Cabinet signed off on a plan to impose a six-year freeze while state-owned Forestry Tasmania attempts to secure FSC certification. But it is a move that is expected to reignite Tasmania’s forest wars.
The chief auditor from the Forest Stewardship Council (FSC) Robert Hrubes said that could affect the status of any certified forests.
Mr Hrubes said the organisation’s bid for certification could be jeopardised if it logs an area of forest that was tied with the deal.
Australian Greens Leader Christine Milne said no one would buy the wood harvested from areas that have been deemed to have high conservation value.
“This is ideological; take forests out of protection, destroy the biodiversity, end any sense of peace in the forests, simply to deliver on a claim that they can cut it down and ship it away,” she said.
“They can’t, they’ve got no market.”
The Tasmanian Greens leader accused the State Government of making up policy on the run.
Kim Booth said it would cripple the forest industry by undermining its reputation in overseas markets.
“They never had a forest policy, they ran around and threw rocks for four years,” he said.
“They tried to tear up every good piece of work that environment groups were doing and calls by the industry to allow the industry to get on with its job.”

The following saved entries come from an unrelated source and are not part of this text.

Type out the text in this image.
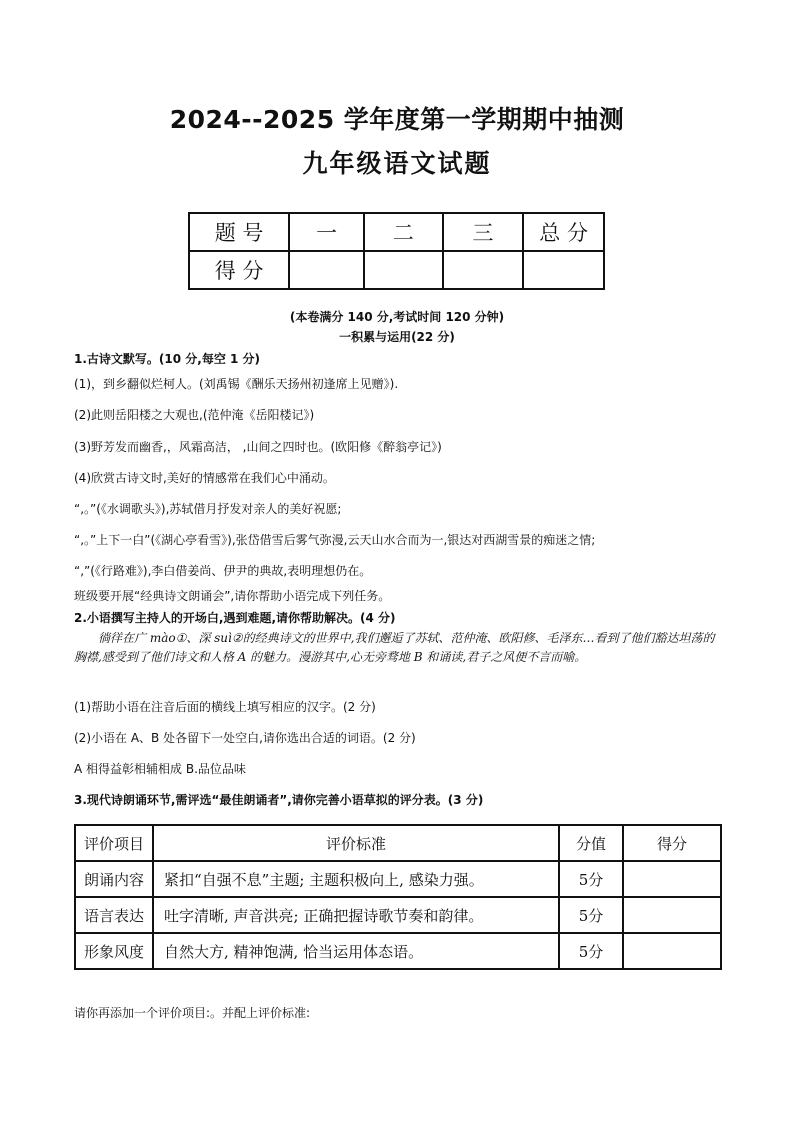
2024--2025 学年度第一学期期中抽测
九年级语文试题
题 号	一	二	三	总 分
得 分				
(本卷满分 140 分,考试时间 120 分钟)
一积累与运用(22 分)
1.古诗文默写。(10 分,每空 1 分)
(1)，到乡翻似烂柯人。(刘禹锡《酬乐天扬州初逢席上见赠》).
(2)此则岳阳楼之大观也,(范仲淹《岳阳楼记》)
(3)野芳发而幽香,，风霜高洁， ,山间之四时也。(欧阳修《醉翁亭记》)
(4)欣赏古诗文时,美好的情感常在我们心中涌动。
“,。”(《水调歌头》),苏轼借月抒发对亲人的美好祝愿;
“,。”上下一白”(《湖心亭看雪》),张岱借雪后雾气弥漫,云天山水合而为一,银达对西湖雪景的痴迷之情;
“,”(《行路难》),李白借姜尚、伊尹的典故,表明理想仍在。
班级要开展“经典诗文朗诵会”,请你帮助小语完成下列任务。
2.小语撰写主持人的开场白,遇到难题,请你帮助解决。(4 分)
徜徉在广 mào①、深 suì②的经典诗文的世界中,我们邂逅了苏轼、范仲淹、欧阳修、毛泽东…看到了他们豁达坦荡的胸襟,感受到了他们诗文和人格 A 的魅力。漫游其中,心无旁骛地 B 和诵读,君子之风便不言而喻。
(1)帮助小语在注音后面的横线上填写相应的汉字。(2 分)
(2)小语在 A、B 处各留下一处空白,请你选出合适的词语。(2 分)
A 相得益彰相辅相成 B.品位品味
3.现代诗朗诵环节,需评选“最佳朗诵者”,请你完善小语草拟的评分表。(3 分)
评价项目	评价标准	分值	得分
朗诵内容	紧扣“自强不息”主题; 主题积极向上, 感染力强。	5分	
语言表达	吐字清晰, 声音洪亮; 正确把握诗歌节奏和韵律。	5分	
形象风度	自然大方, 精神饱满, 恰当运用体态语。	5分	
请你再添加一个评价项目:。并配上评价标准:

The Tasmanian Farmers and Graziers Association represents farmers that manage 880,000 hectares of private forests in the state.
The Association welcomed the Liberal government’s plan to unstitch last year’s forests agreement and set aside another 400,000 hectares for potential harvesting.
TFGA chief executive Jan Davis said the deal was always a political compromise foisted on the state.
She said that legislation enabling the agreement did not reflect any of the four original principles that were outlined to the public by the signatory group at the outset of their peace talks, one of which was to have no adverse impacts on Tasmanisa’s private forests.